Despite an unflattering frame, it is a fine piece and good likeness, probably made with Rapidograph pens, another bit of nostalgia. A spray of pine needles in the foreground always catches my eye. As artwork goes, it’s fairly small, but neither my current home nor my mother’s has much wallspace now. And we’re supposed to evolve beyond stuff-gathering, anyway, learning to let go of things, and of our attachments to them. I hold “Vernal Falls” by its beveled edges as I sit between stacks of files, books, housewares, and memorabilia. I am some two hundred miles from Yosemite, and over thirty years past the era that birthed this drawing and those friendships. The figurative connections are more tenuous. As a poet, I am used to eliding or implying such connections, but am finding this moment messy, like a pastiche of Groundhog Day and Fen Shui.   

*

Every aspect of this transition is heightened by the global pandemic. We move my mother first, as quickly as possible, into an assisted-living studio with a lower exposure risk, and the higher level of care she needs due to a recent injury. I try to hurry through the rest of the move, under quarantine’s drawn-out protocols and tenor of dread. I let go of more, and let go of it more quickly, postponing the most tangled decisions in the interest of deadlines (read: storage unit). I’m dwelling less, for now, in emotions surrounding my mother’s changing cognitive skills, which throw stark light on the role of memory in attachment. 

Her resilience astounds me. She wants little more than essentials, even as she might pivot to an item of personal importance.
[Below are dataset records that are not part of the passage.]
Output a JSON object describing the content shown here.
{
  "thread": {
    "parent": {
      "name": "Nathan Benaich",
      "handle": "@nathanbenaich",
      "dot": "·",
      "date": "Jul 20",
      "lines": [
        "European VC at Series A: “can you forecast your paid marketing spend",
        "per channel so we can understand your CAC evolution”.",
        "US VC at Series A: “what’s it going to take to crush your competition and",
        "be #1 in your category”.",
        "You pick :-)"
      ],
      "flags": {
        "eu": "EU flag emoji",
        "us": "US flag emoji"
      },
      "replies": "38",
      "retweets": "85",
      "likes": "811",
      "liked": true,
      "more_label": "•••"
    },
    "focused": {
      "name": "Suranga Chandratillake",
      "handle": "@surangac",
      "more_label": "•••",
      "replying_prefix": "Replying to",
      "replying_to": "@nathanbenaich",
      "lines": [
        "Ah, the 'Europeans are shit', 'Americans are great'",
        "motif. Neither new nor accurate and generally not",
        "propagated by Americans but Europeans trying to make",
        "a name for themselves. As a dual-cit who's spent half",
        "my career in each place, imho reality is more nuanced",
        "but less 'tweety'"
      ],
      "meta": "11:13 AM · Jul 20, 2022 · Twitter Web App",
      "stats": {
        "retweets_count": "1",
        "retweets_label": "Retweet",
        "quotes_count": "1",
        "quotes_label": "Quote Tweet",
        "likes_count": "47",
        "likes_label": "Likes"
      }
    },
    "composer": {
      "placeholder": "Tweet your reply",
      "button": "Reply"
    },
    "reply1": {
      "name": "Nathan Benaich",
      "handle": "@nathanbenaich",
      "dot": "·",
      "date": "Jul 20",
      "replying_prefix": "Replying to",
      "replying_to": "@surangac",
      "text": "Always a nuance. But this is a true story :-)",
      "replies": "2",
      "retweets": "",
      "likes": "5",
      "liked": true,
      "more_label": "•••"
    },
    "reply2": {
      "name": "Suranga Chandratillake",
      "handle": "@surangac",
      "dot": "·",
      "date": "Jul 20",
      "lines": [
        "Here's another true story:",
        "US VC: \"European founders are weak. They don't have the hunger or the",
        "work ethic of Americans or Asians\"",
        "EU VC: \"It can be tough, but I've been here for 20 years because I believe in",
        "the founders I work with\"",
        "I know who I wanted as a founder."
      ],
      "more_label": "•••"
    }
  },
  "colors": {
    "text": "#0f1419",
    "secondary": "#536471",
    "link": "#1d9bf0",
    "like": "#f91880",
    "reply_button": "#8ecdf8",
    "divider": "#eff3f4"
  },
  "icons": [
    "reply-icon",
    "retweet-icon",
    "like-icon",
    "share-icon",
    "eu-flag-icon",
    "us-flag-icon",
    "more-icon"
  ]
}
Have you seen the letter your father sent me when he was away in the army? It’s tissue-thin, typed on airmail sheets, signed with a loving flourish. She loves reading it. I made a point of keeping it on the display shelf of her buffet cabinet so that we wouldn’t misplace it. I just gave the cabinet away; the letter, safely packed, awaits a new station. My mother, in her new, smaller-yet-safer quarters, has all but forgotten this apartment I rush to clear out amid flurries of doctor calls, paperwork, administrative conflicts, and parenting my teen via text.  

I empty another closet, another bookshelf. I seek homes among family, friends, and charities for as many things as I can, hoping to avoid squabbles, delays, landfill, and contagion. I tire of making decisions. The movers can pack up “Vernal Falls” with the larger items headed to storage. I am grateful for these expert movers, for their attentive blend of compassion and dispassion. I am grateful for my family’s patience as boxes and bags arrive for sorting in our tiny home, and for the privilege of being able to do this when so many are suffering beyond measure. I sift through trinkets, dishes, clothing, photographs, and proliferating piles of paper, savoring parts of my parents’ and grandparents’ lives, and of my own.  

I think of the Falls, their kinetic example of transfer and progress, not to mention grace. I am trained, after all, in the fitting of images. But I am also the barefoot cobbler, improvising. A girl gasps for air in a cold mountain stream. A woman wades through papers toward a steep, far shore. On every level, there’s more to climb and swim through, and more to unpack.